The security chief at Massey Energy’s Upper Big Branch (UBB) mine, where 29 miners were killed in an explosion last April, has been convicted for participating in a cover-up of longstanding safety problems in the mine. On October 26, Hughie Stover was found guilty of lying to federal investigators and ordering the destruction of boxes of company records.
Stover’s conviction is only the second criminal prosecution of Massey officials involved in the disaster. In September, Thomas Harrah, a former UBB miner pled guilty to forging his foreman’s papers and was sentenced to 9 months in jail. Stover remains free on bail as he awaits a February sentencing hearing.
No high level officials have been prosecuted for the deadliest coal mine disaster in four decades.
At the heart of Stover’s conviction was the finding that he lied to an FBI agent and a federal Mine Safety and Health Administration (MSHA) inspector about ordering the destruction of thousands of security documents from the UBB mine. Stover also falsely told them Massey did not have a policy of alerting mine operators and foreman when safety inspectors showed up.
Testimony of several former security guards at the site and dispatchers in the mine office established that the company had a sophisticated technique of alerting crews underground when inspectors made unannounced visits. This included warnings via the use of radios, walkie-talkies and strobe lights.
When a state or federal investigator arrived, the court found, guards would radio Stover over their walkie-talkies using the same band that was monitored in the mine office. Dispatchers would then radio or call into the mine alerting the crew foremen who would stop production and have miners spread rock dust, put up ventilation and hastily fix other safety problems. Crews would usually have between one and two hours before the inspector would reach them, depending upon how deep they were in the mine.
In cases where the dispatcher couldn’t reach the underground foreman because of poor communications equipment, the dispatcher would activate underground strobe lights to indicate that someone had arrived on-site. Additionally, the foremen were under instructions to call to the surface every two hours in case the other methods failed.
Other security personnel at the mine testified that when they questioned Stover about the legality of what they were being instructed to do he told them he had verified the process with Massey’s legal department. It is common knowledge among underground miners and the regulatory agencies themselves that such practices are rampant throughout the industry.
Stover was indicted in January of giving the order for the destruction of thousands of pages of company records and logs that, among other things, detailed when safety investigators showed up at the mine. (See “Massey official charged with cover-up of Upper Big Branch mine disaster”). The documents were recovered because the person given the task of tipping off supervisors reported it to investigators or recovered the documents.

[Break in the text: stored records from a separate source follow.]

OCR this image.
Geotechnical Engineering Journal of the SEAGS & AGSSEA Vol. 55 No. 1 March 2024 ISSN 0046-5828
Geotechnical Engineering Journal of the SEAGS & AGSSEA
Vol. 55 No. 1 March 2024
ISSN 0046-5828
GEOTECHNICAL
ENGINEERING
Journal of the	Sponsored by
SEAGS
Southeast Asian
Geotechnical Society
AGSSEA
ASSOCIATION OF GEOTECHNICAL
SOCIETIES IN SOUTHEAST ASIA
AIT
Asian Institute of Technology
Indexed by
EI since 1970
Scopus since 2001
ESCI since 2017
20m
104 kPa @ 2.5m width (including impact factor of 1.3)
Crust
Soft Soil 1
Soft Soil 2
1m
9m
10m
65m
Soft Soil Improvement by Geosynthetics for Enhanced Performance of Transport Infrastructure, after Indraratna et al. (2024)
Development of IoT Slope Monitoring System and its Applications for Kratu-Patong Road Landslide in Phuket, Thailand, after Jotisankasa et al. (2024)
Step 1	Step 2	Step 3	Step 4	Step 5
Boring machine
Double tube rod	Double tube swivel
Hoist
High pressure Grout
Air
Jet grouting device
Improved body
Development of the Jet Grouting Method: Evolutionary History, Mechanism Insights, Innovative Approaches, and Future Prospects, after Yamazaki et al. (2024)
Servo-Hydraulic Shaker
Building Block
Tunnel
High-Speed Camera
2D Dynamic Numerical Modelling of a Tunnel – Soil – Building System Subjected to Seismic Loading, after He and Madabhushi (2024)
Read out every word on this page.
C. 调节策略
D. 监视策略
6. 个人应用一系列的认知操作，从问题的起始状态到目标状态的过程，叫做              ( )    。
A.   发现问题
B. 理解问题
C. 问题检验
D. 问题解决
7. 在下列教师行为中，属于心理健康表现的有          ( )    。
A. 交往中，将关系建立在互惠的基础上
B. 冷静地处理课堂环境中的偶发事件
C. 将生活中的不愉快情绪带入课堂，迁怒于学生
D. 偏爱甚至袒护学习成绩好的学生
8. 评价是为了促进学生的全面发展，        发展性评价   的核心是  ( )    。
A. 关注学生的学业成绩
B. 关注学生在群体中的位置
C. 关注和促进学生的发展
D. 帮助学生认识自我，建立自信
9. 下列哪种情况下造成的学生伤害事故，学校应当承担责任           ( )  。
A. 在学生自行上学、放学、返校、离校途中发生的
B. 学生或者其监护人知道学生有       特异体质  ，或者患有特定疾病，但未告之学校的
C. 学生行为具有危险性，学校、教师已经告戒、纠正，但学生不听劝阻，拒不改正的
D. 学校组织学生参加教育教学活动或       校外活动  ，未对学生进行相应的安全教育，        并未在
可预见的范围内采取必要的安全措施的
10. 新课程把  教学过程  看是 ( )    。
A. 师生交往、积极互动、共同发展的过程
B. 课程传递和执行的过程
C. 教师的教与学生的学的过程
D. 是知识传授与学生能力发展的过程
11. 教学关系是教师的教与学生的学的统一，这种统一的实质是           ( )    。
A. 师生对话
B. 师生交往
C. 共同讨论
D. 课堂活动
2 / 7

In the year prior to the fatal blast, safety inspectors had cited Massey for over 500 safety violations and 52 orders halting production until the problems were resolved. Massey appealed the majority of citations, delaying or simply blocking any monetary fines or other punitive measures.
Investigators looking into the death of the 29 miners have found that poorly maintained mining equipment gave off sparks that ignited a pocket of methane, which in turn set off a secondary explosion of illegally accumulated coal dust. The force of the blast spread miles underground. Had even basic safety procedures been followed, none of these conditions would have existed.
The convictions of Stover and Harrah are just token acts by the government. In the 18 months since the deadly blast, no Massey executive has been held accountable. Top company officials have simply refused to speak to investigators. (See “Massey CEO refuses to testify at hearing into Upper Big Branch mine disaster”).
To date, investigations have focused on perjury and destruction of evidence. No company officials has been charged in connection with the conditions that directly led to the explosion. Nor have any state or federal regulators—who failed to ensure that Massey followed safety procedures—lost their jobs or been held legally accountable.
The prosecutions of Stover and Harrah have followed the same format as the investigation following the 2006 deaths of Don Bragg and Ellery Hatfield at Massey’s Aracoma Alma No. 1 Mine in Logan County. There too, Massey was guilty of gross safety violations but the mine was allowed to continue to operate by federal and state safety officials. While a criminal complaint found Massey guilty, the company was only fined, and several low level foremen were convicted of falsifying their foreman papers. No one went to jail.
In June, shareholders approved Alpha Natural Resources’ $7.1 billion purchase of Massey Energy, which created the nation’s largest metallurgical coal company. The sale provided a windfall for Massey executives, including several that moved to Alpha. Former Massey CEO Dan Blankenship was reportedly given a multi-million “golden parachute” when he left before the sale, in addition to whatever shares he owned.
The continued cover up of the Upper Big Branch disaster only underscores the fact that the killing and maiming of miners is considered the cost of doing business for the giant coal companies. In turn, these corporations rely on state and federal agencies to assure that the profit-making operations proceed without disruption.